Seeking to soothe anxieties of pro-European MPs in the wake of John Major's use of the British veto last weekend, the Foreign Secretary told the meeting that 'five or six' alternative candidates who were 'broadly acceptable' to London had already been mooted for the European Commission presidency.

At the same time, the Foreign Secretary acted to contain tremors through the Euro-sceptic wing over Mr Clarke's personal restatement in a pro-European speech of his belief in the long-term goal of a single currency. Mr Hurd said the Cabinet was all agreed that the issue had been 'put on one side'.

Prominent Europhobe backbenchers predictably lost little time yesterday in angrily condemning as 'foolish' and 'inopportune' Mr Clarke's reassertion of his view in favour of Economic and Monetary Union, 'provided the economic circumstances are right'.

Senior Tories and government officials, however, were at pains to point out that Mr Clarke had stressed both that the UK did not accept an 'artificial timetable' and, more important still, that no British government would sign up to a single currency without Parliament's go-ahead.

They also emphasised that much of Mr Clarke's speech to the Konrad Adenauer Stiftung in Bonn was devoted to the free-market, deregulated and free-enterprise Europe he wanted to see. 'There is no alternative to low inflation and healthy public finances as the economic background to all our other efforts to create prosperity and new jobs.'

The Chancellor told his German audience that together they must resist new methods of borrowing by the EU Commission for infrastructure spending that it would be wrong for member states to finance in that way.

'There is too much public debt in Europe now. It should be reduced by the member states, without the commission adding to it new debt of its own,' he said.

Mr Clarke said that the approach of Jean Luc Dehaene, the candidate favoured by a majority of EU states, was 'less likely to produce the right kind of Europe for the enterprising industrial economies that we wish to see'.

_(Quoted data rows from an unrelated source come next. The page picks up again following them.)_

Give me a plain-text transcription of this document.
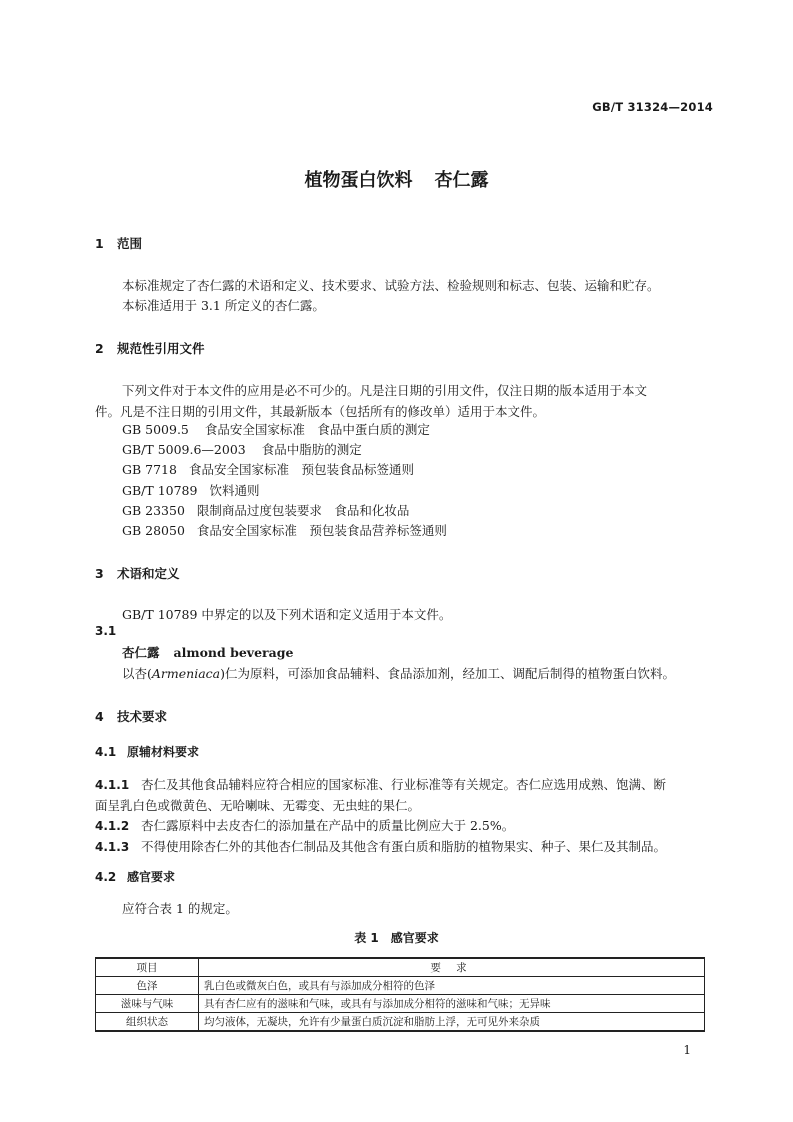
GB/T 31324—2014
植物蛋白饮料 杏仁露
1 范围
本标准规定了杏仁露的术语和定义、技术要求、试验方法、检验规则和标志、包装、运输和贮存。
本标准适用于 3.1 所定义的杏仁露。
2 规范性引用文件
下列文件对于本文件的应用是必不可少的。凡是注日期的引用文件，仅注日期的版本适用于本文
件。凡是不注日期的引用文件，其最新版本（包括所有的修改单）适用于本文件。
GB 5009.5 食品安全国家标准　食品中蛋白质的测定
GB/T 5009.6—2003 食品中脂肪的测定
GB 7718 食品安全国家标准　预包装食品标签通则
GB/T 10789 饮料通则
GB 23350 限制商品过度包装要求　食品和化妆品
GB 28050 食品安全国家标准　预包装食品营养标签通则
3 术语和定义
GB/T 10789 中界定的以及下列术语和定义适用于本文件。
3.1
杏仁露 almond beverage
以杏(Armeniaca)仁为原料，可添加食品辅料、食品添加剂，经加工、调配后制得的植物蛋白饮料。
4 技术要求
4.1 原辅材料要求
4.1.1 杏仁及其他食品辅料应符合相应的国家标准、行业标准等有关规定。杏仁应选用成熟、饱满、断
面呈乳白色或微黄色、无哈喇味、无霉变、无虫蛀的果仁。
4.1.2 杏仁露原料中去皮杏仁的添加量在产品中的质量比例应大于 2.5%。
4.1.3 不得使用除杏仁外的其他杏仁制品及其他含有蛋白质和脂肪的植物果实、种子、果仁及其制品。
4.2 感官要求
应符合表 1 的规定。
表 1 感官要求
项目	要 求
色泽	乳白色或微灰白色，或具有与添加成分相符的色泽
滋味与气味	具有杏仁应有的滋味和气味，或具有与添加成分相符的滋味和气味；无异味
组织状态	均匀液体，无凝块，允许有少量蛋白质沉淀和脂肪上浮，无可见外来杂质
1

He added: 'We need someone who will lead the union in a direction that supports free trade, free enterprise and a political Europe that will maximise and influence the world of the nation states that comprise its membership.'

The Prime Minister may face questions today in the Commons on whether he supports the single-currency views of Mr Clarke or those of Michael Portillo, who made clear his personal opposition to EMU during the local election campaign.